The U.S. House of Representatives Resources Committee in August set up a task force to probe whether the suits were intended to pressure Houston-based Maxxam Corp. (AMEX) and its chairman and controlling shareholder, financier Charles Hurwitz, into a ``debt for nature'' swap involving ancient redwoods owned by a logging subsidiary, Pacific Lumber Co.
At a hearing of the task force on Tuesday, its chairman, California Republican Rep. John Doolittle, described the case as ``government corruption at its worst.''
The Federal Deposit Insurance Corporation (FDIC) and the Office of Thrift Supervision (OTS) brought actions against Maxxam and Hurwitz in 1995, seeking hundreds of millions of dollars over their alleged role in the $1.6 billion collapse in 1988 of the United Savings Association of Texas.
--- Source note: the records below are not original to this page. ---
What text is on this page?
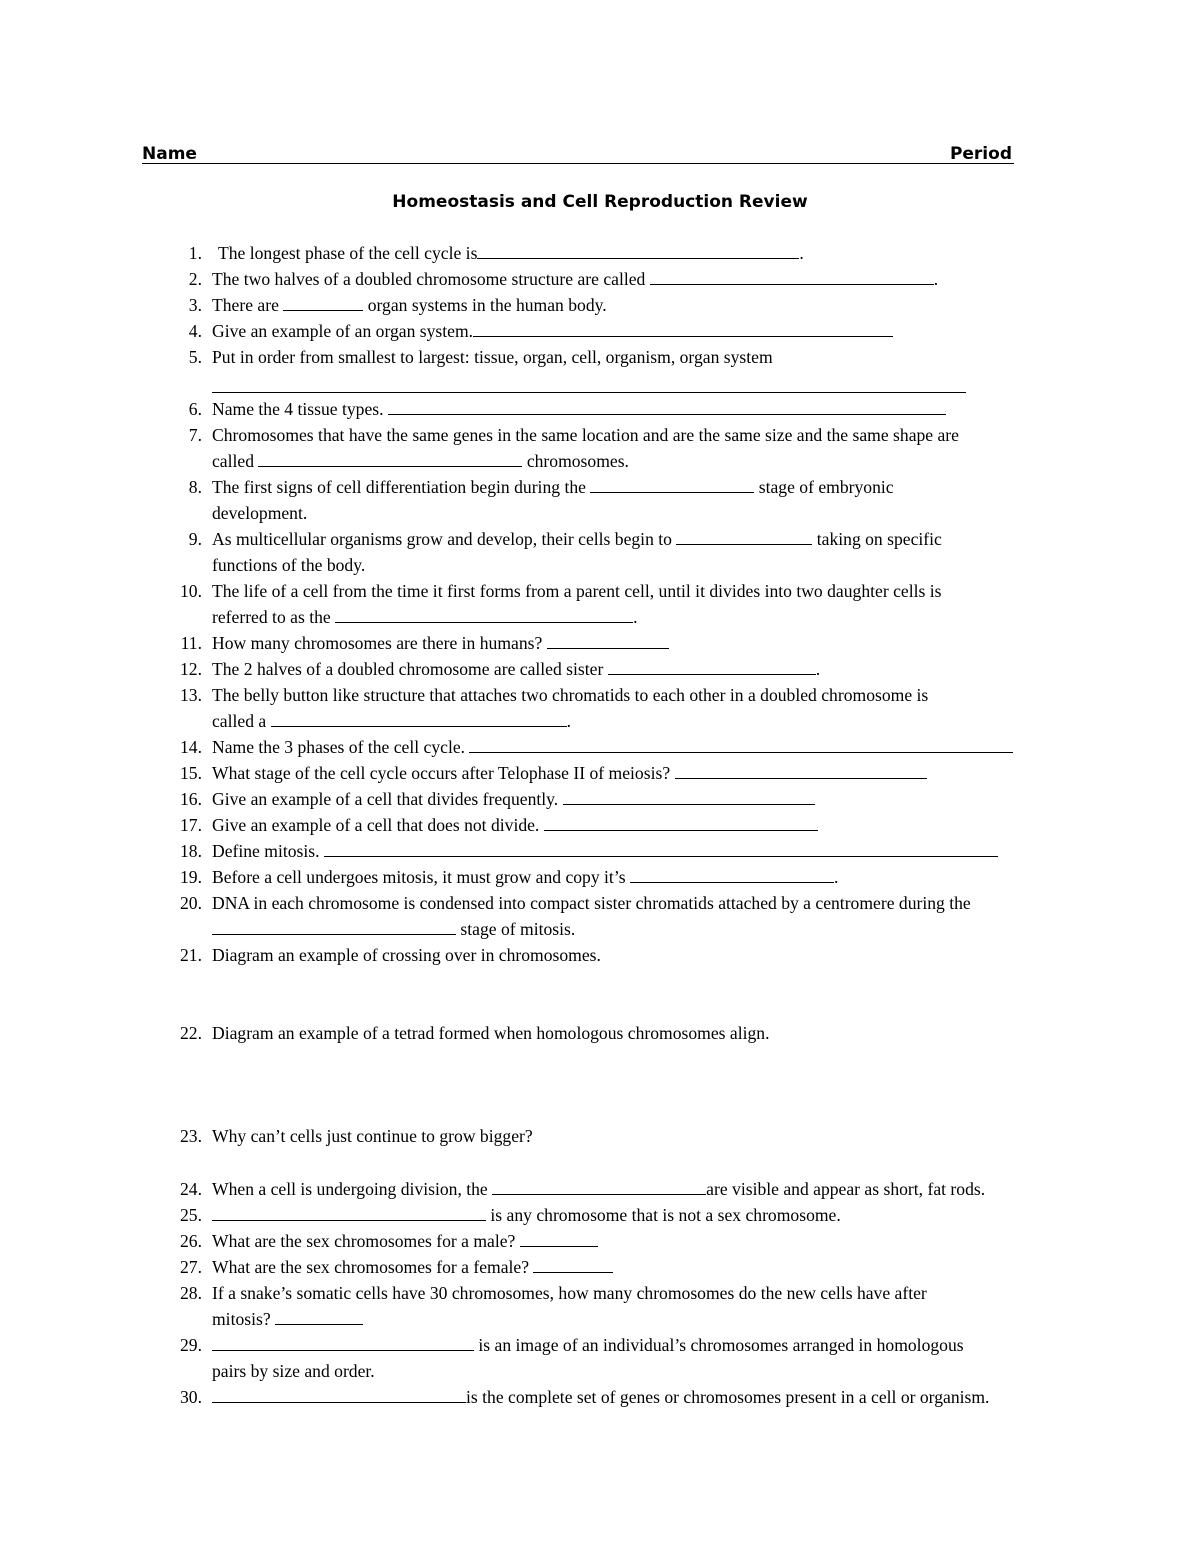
Name	Period
Homeostasis and Cell Reproduction Review
1. The longest phase of the cell cycle is	.
2. The two halves of a doubled chromosome structure are called	.
3. There are	organ systems in the human body.
4. Give an example of an organ system.
5. Put in order from smallest to largest: tissue, organ, cell, organism, organ system
6. Name the 4 tissue types.
7. Chromosomes that have the same genes in the same location and are the same size and the same shape are
called	chromosomes.
8. The first signs of cell differentiation begin during the	stage of embryonic
development.
9. As multicellular organisms grow and develop, their cells begin to	taking on specific
functions of the body.
10. The life of a cell from the time it first forms from a parent cell, until it divides into two daughter cells is
referred to as the	.
11. How many chromosomes are there in humans?
12. The 2 halves of a doubled chromosome are called sister	.
13. The belly button like structure that attaches two chromatids to each other in a doubled chromosome is
called a	.
14. Name the 3 phases of the cell cycle.
15. What stage of the cell cycle occurs after Telophase II of meiosis?
16. Give an example of a cell that divides frequently.
17. Give an example of a cell that does not divide.
18. Define mitosis.
19. Before a cell undergoes mitosis, it must grow and copy it’s	.
20. DNA in each chromosome is condensed into compact sister chromatids attached by a centromere during the
stage of mitosis.
21. Diagram an example of crossing over in chromosomes.
22. Diagram an example of a tetrad formed when homologous chromosomes align.
23. Why can’t cells just continue to grow bigger?
24. When a cell is undergoing division, the	are visible and appear as short, fat rods.
25.	is any chromosome that is not a sex chromosome.
26. What are the sex chromosomes for a male?
27. What are the sex chromosomes for a female?
28. If a snake’s somatic cells have 30 chromosomes, how many chromosomes do the new cells have after
mitosis?
29.	is an image of an individual’s chromosomes arranged in homologous
pairs by size and order.
30.	is the complete set of genes or chromosomes present in a cell or organism.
Maxxam and Hurwitz contend the cases were driven by the Clinton administration and environmental groups with a view to eventually force them to cede thousands of acres of redwoods in California's Headwaters Forest to the government.
``Although the FDIC and OTS essentially had no case, they filed one anyway to force the swap of banking debt for redwoods,'' Doolittle said. ``That is what I will simply call extortion.''
The regulators deny the charges, saying their only motivation was to recover taxpayer funds used in the S&L cleanup. They said they have repeatedly turned down offers from Maxxam and Hurwitz to use the redwoods to settle the claims.
``The facts simply do not support the allegation that the FDIC was part of some 'government conspiracy,''' the agency's general counsel, William Kroener, said. ``The FDIC has expressed its preference for a cash settlement.''
Democrats on the House Resources Committee refused to participate, calling the task force one-sided, and California Democratic Rep. George Miller congratulated the regulators for aggressively pursuing the cases.
``That's pursuit of justice,'' Miller said. ``These people showed incredibly good judgment on the behalf of the taxpayers.''
However, William Isaac, a former chairman of the FDIC retained by Maxxam to try to mediate a settlement, said he had concluded the government's case ``appeared extremely weak.'' He cited a pretrial assessment by the FDIC's legal division that rated its chances of prevailing as ``marginal at best.''
``I am very troubled by the evidence I have seen indicating that the litigation processes ... were politicized,'' he said. ``In their efforts to preserve the redwoods, it appears the FDIC and OTS may have overstepped their bounds.''
Last March, Pacific Lumber was part of a deal in which the state of California and the U.S. government paid $480 million to buy and protect from logging some 7,500 acres of old-growth forest in the Headwaters. A debt-for-nature swap in the S&L case could greatly expand that preserve.